R v Williams; R v Davis [1992] 2 All ER 183
Directions on evidence and causation in manslaughter by an unlawful act (joint enterprise)
Facts
The victim was a hitchhiker picked up by Mr Williams; Mr Davis and Mr Bobat were passengers in the car. After a few miles, the victim jumped out of the moving car and suffered fatal injuries. Mr Williams and Mr Davis were convicted of manslaughter and robbery after the jury accepted that they robbed the victim (as pre-planned) and threatened him with physical violence as a result of which he jumped out of the car; Mr Bobat was acquitted. Messrs Williams and Davis appealed.
Issues
The judge directed the jury that statements to the police could only be used against the maker of the statement, but Mr Williams argued that the evidence was too tenuous to go before the jury, and that his conviction was inconsistent with Mr Bobat’s acquittal. Mr Davis claimed that the judge should have accepted a submission of no case to answer; that his conviction was based on Mr Bobat’s statement to the police and that evidence of the mere presence of a knife and stick in the car should not have been admitted.
Decision/Outcome
Firstly, the evidence shown in order to prove the presence of a joint enterprise to rob the victim applied equally against all defendants and thus the conviction of Messrs Williams and Davis was indeed inconsistent with Mr Bobat’s acquittal. It follows that that the jury must have used the defendants’ statements to the police against other defendants, despite the judge’s direction to the contrary. Further, the jury should have been directed that the victim’s actions must be proportional to the gravity of the threat. Based on these failures, joint enterprise could not be proven and, consequently, the case for robbery failed. In the absence of an unlawful act, the elements of manslaughter were also not present.
Updated 20 March 2026
This case summary accurately reflects the decision in R v Williams; R v Davis [1992] 2 All ER 183. The case remains good law on the causation principle it established: where a victim’s reaction to a threat is the immediate cause of death, the defendant’s unlawful act will only break the chain of causation if the victim’s response was not within the range of responses that might be expected from a person in that situation (i.e., it must be reasonably foreseeable). This principle has been consistently applied in subsequent cases.
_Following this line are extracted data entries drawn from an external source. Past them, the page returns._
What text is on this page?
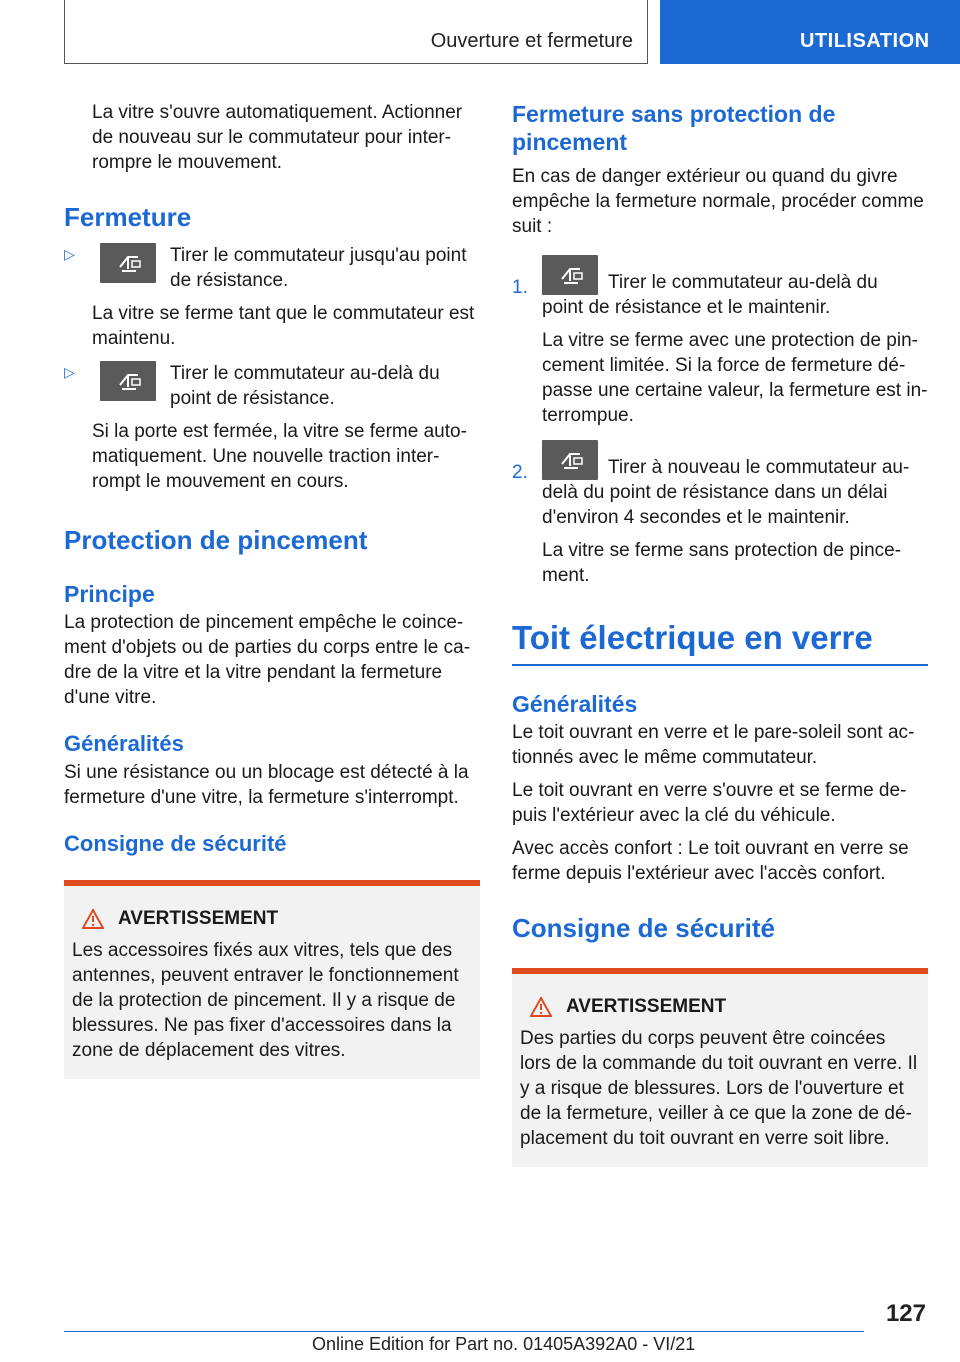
Ouverture et fermeture	UTILISATION

La vitre s'ouvre automatiquement. Actionner de nouveau sur le commutateur pour interrompre le mouvement.

Fermeture
▷	Tirer le commutateur jusqu'au point de résistance.

La vitre se ferme tant que le commutateur est maintenu.

▷	Tirer le commutateur au-delà du point de résistance.

Si la porte est fermée, la vitre se ferme automatiquement. Une nouvelle traction interrompt le mouvement en cours.

Protection de pincement
Principe

La protection de pincement empêche le coincement d'objets ou de parties du corps entre le cadre de la vitre et la vitre pendant la fermeture d'une vitre.

Généralités

Si une résistance ou un blocage est détecté à la fermeture d'une vitre, la fermeture s'interrompt.

Consigne de sécurité
AVERTISSEMENT

Les accessoires fixés aux vitres, tels que des antennes, peuvent entraver le fonctionnement de la protection de pincement. Il y a risque de blessures. Ne pas fixer d'accessoires dans la zone de déplacement des vitres.

Fermeture sans protection de pincement

En cas de danger extérieur ou quand du givre empêche la fermeture normale, procéder comme suit :

1.	Tirer le commutateur au-delà du

point de résistance et le maintenir.

La vitre se ferme avec une protection de pincement limitée. Si la force de fermeture dépasse une certaine valeur, la fermeture est interrompue.

2.	Tirer à nouveau le commutateur au-

delà du point de résistance dans un délai d'environ 4 secondes et le maintenir.

La vitre se ferme sans protection de pincement.

Toit électrique en verre
Généralités

Le toit ouvrant en verre et le pare-soleil sont actionnés avec le même commutateur.

Le toit ouvrant en verre s'ouvre et se ferme depuis l'extérieur avec la clé du véhicule.

Avec accès confort : Le toit ouvrant en verre se ferme depuis l'extérieur avec l'accès confort.

Consigne de sécurité
AVERTISSEMENT

Des parties du corps peuvent être coincées lors de la commande du toit ouvrant en verre. Il y a risque de blessures. Lors de l'ouverture et de la fermeture, veiller à ce que la zone de déplacement du toit ouvrant en verre soit libre.

127
Online Edition for Part no. 01405A392A0 - VI/21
Readers should note, however, that the law on joint enterprise has been significantly developed since 1992. In particular, the Supreme Court’s decision in R v Jogee; Ruddock v The Queen [2016] UKSC 8 departed from the previous approach in Chan Wing-Siu v R [1985] and restated the mental element required for accessorial liability in joint enterprise cases. The Jogee decision does not undermine the causation principle for which Williams and Davis is primarily cited, but students relying on this summary in the context of joint enterprise more broadly should ensure they are familiar with the current law as set out in Jogee.